Audrey’s Seconal was evidently the real deal. She was relaxed on the sofa, looking as if she had just had a stiff drink and a back rub. “Oh, Clare. Thank you so much. I’m sorry I got so emotional.”
“Your husband went with the ambulance, so there’ll be someone at the hospital with Bors.” Clare sat down. “Russ wants to know if you have a guest list available.”
“Of course. Whatever I can do to help.”
“Audrey, can you think of any reason why he would want to kill himself? You said he always seemed depressed, but I spoke with him at dinner and he was definitely excited about the promotion. Well, excited about some aspects of it, at least.”
“‘Depressed’ was probably the wrong word. Serious, maybe. Somber. Bors was a perfectionist. He couldn’t be happy if something was ninety-nine percent good. It had to be a hundred. You know the type?”
“I’ve met a few. Do you think the responsibilities of taking over Barkley and Eaton were weighing on him?”
“I do, yes.” Audrey pushed back her hair. “He certainly didn’t act like a man who had just been given the opportunity of a lifetime when I arrived.”
“He was here before you?” She glanced toward the ceiling as if she could see through to the second floor. “Has he been staying here?”
“Yes. He and Kent spent last weekend here while Joni and I were in the city. Kent likes to bring groups of his executives up here—”
“I heard.”
“Right. So he brought Bors up to make the offer. Then they had a working weekend to map out the future of the company. Joni and I got here Monday evening.”
Clare blinked. “You pulled this whole evening together in four days?”
Audrey laughed a little. “Thanks, but I’m not that good. No, Kent asked me to set things up a few weeks ago. He had a press release ready to go and everything. He just hadn’t formally asked Bors.”

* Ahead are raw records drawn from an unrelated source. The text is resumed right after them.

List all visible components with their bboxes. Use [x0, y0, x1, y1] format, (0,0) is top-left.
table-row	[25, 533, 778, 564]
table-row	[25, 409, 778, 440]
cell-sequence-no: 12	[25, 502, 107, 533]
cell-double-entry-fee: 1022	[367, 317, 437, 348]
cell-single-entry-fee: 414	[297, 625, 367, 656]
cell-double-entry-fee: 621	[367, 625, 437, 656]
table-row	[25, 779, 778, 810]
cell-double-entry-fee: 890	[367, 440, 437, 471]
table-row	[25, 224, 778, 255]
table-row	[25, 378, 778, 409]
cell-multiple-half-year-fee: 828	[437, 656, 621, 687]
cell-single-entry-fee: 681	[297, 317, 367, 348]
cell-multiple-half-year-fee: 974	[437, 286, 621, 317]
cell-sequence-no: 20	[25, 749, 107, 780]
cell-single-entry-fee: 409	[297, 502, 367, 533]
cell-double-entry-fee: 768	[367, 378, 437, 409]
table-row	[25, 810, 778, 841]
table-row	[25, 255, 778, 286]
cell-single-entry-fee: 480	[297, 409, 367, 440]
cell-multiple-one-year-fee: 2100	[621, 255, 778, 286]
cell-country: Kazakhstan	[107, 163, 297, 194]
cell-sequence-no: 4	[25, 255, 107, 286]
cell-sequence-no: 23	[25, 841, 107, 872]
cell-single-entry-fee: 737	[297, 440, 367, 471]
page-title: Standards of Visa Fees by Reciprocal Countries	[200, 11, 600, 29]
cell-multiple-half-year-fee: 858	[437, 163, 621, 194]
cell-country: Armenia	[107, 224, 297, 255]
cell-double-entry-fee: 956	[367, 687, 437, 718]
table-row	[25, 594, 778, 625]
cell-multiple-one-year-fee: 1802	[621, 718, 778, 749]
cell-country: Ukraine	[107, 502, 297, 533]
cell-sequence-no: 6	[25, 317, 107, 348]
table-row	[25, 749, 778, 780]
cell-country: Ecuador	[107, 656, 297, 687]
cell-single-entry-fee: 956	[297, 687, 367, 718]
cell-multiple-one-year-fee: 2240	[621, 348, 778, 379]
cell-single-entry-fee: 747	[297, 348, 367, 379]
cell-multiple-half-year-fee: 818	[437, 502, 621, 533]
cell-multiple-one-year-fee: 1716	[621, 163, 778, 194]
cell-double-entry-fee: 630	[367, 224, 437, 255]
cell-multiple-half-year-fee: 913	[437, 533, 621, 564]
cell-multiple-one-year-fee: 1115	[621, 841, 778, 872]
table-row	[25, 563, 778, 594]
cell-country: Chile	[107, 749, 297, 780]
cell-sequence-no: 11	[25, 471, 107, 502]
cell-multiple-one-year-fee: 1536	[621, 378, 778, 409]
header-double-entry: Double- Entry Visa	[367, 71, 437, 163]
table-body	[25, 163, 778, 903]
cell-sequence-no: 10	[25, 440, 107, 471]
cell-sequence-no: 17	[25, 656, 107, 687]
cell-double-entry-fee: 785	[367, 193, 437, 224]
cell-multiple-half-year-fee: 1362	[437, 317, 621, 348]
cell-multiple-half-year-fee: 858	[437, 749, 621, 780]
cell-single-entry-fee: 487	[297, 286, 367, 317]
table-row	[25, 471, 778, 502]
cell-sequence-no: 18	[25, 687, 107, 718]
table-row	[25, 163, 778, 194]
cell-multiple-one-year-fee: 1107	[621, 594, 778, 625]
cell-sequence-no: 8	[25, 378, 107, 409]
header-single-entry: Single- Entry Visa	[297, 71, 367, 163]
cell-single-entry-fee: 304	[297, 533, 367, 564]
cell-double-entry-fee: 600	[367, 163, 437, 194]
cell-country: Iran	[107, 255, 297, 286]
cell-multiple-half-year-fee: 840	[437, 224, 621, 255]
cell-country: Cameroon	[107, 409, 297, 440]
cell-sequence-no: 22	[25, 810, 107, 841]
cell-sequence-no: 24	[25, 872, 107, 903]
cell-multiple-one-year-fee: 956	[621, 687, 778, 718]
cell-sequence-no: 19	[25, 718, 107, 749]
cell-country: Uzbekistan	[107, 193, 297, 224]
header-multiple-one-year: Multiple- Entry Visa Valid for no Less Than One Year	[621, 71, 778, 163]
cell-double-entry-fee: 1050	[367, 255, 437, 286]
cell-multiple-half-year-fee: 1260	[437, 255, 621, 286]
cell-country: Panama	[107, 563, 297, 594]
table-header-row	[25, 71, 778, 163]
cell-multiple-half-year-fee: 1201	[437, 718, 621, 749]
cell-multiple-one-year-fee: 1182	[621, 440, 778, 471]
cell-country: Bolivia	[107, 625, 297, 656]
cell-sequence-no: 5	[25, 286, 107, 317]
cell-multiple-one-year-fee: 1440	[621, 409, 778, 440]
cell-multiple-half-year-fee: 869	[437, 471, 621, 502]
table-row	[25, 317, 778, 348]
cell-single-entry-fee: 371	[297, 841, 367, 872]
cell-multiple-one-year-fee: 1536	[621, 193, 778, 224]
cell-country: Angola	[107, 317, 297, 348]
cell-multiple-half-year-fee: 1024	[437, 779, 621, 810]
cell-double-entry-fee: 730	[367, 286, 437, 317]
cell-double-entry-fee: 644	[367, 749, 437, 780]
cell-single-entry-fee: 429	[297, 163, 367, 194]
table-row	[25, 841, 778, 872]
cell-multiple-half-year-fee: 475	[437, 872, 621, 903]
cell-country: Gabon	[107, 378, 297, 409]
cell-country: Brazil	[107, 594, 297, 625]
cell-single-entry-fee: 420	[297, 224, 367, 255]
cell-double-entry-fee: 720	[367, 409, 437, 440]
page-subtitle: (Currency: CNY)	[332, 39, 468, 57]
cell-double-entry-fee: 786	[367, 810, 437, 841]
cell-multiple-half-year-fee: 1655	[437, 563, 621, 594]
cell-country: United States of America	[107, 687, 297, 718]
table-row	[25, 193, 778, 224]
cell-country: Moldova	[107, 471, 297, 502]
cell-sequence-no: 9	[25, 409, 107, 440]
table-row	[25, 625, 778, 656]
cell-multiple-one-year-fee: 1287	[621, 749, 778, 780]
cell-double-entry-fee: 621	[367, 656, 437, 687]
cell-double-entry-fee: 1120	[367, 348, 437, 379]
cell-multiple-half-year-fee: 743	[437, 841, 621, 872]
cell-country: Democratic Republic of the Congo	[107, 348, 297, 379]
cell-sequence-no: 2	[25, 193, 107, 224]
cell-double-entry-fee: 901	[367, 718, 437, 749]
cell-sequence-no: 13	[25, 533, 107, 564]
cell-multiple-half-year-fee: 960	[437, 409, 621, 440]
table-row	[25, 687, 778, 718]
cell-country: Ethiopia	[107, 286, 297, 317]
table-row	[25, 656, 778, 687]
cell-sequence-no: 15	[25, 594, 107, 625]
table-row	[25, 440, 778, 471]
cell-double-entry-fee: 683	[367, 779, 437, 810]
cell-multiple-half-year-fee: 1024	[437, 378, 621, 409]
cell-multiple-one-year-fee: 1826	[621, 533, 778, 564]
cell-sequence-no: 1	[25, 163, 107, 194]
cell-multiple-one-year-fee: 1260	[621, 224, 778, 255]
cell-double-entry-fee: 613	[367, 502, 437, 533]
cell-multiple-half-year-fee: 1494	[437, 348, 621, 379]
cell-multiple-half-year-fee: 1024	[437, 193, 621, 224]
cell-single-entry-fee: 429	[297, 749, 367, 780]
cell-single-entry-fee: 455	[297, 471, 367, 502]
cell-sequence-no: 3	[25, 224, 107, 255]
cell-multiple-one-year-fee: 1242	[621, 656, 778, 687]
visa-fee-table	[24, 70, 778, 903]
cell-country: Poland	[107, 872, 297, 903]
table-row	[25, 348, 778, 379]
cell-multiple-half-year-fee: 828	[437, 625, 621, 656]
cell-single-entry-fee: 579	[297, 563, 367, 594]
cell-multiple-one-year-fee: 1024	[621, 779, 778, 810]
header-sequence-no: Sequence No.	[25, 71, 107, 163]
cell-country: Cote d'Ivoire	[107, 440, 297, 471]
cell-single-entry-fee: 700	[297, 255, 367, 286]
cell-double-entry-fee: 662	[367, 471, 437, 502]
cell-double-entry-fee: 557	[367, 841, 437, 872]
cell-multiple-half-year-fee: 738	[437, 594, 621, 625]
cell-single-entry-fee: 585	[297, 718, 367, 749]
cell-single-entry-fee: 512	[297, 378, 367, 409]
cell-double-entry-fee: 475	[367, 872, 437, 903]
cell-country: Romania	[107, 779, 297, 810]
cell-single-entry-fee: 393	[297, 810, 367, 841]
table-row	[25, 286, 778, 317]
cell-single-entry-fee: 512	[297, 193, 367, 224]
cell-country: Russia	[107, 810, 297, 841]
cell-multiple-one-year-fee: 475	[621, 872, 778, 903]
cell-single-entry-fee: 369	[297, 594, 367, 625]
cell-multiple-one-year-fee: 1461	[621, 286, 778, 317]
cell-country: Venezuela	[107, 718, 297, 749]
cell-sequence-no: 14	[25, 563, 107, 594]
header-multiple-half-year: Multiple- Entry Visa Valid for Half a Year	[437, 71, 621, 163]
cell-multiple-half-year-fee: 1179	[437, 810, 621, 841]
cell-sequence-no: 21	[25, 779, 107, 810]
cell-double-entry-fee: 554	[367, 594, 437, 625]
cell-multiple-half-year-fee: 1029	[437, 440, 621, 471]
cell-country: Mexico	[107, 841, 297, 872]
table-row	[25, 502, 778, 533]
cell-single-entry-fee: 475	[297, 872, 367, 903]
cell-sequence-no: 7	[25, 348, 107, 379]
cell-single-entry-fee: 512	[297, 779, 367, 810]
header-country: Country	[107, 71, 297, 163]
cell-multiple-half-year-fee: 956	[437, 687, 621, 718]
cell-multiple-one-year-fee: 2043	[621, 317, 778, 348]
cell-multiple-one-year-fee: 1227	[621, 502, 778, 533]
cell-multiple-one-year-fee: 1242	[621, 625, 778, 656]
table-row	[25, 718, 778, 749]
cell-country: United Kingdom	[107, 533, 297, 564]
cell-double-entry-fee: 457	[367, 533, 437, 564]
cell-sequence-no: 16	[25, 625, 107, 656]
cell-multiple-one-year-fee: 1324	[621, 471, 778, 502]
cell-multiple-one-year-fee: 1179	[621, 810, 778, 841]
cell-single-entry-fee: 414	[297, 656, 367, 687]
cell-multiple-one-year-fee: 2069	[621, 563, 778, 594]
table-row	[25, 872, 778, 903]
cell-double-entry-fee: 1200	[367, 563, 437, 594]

Clare wondered if, stuck up in the Adirondack woods, Bors had felt he couldn’t refuse his boss’s offer. She had a friend who had accepted a marriage proposal because it was in the middle of a restaurant with everyone else looking on with heart-shaped eyes. She had given the ring back less than a week later. But how do you break up when the engagement’s already been announced on Bloomberg News and the Wall Street Journal?
“Did Bors have any particular friends at the company? Anyone he might have confided in?”
“Not that I know. He was a workaholic. Not unlike Kent, which is one of the reasons he got the job.”
“How about the opposite? Was there anyone at the company who was jealous of him? Disliked him?”
Audrey looked at her as if she had grown a second head. “You mean, enough to somehow drive him to suicide? In a week’s time? I find that really hard to imagine.”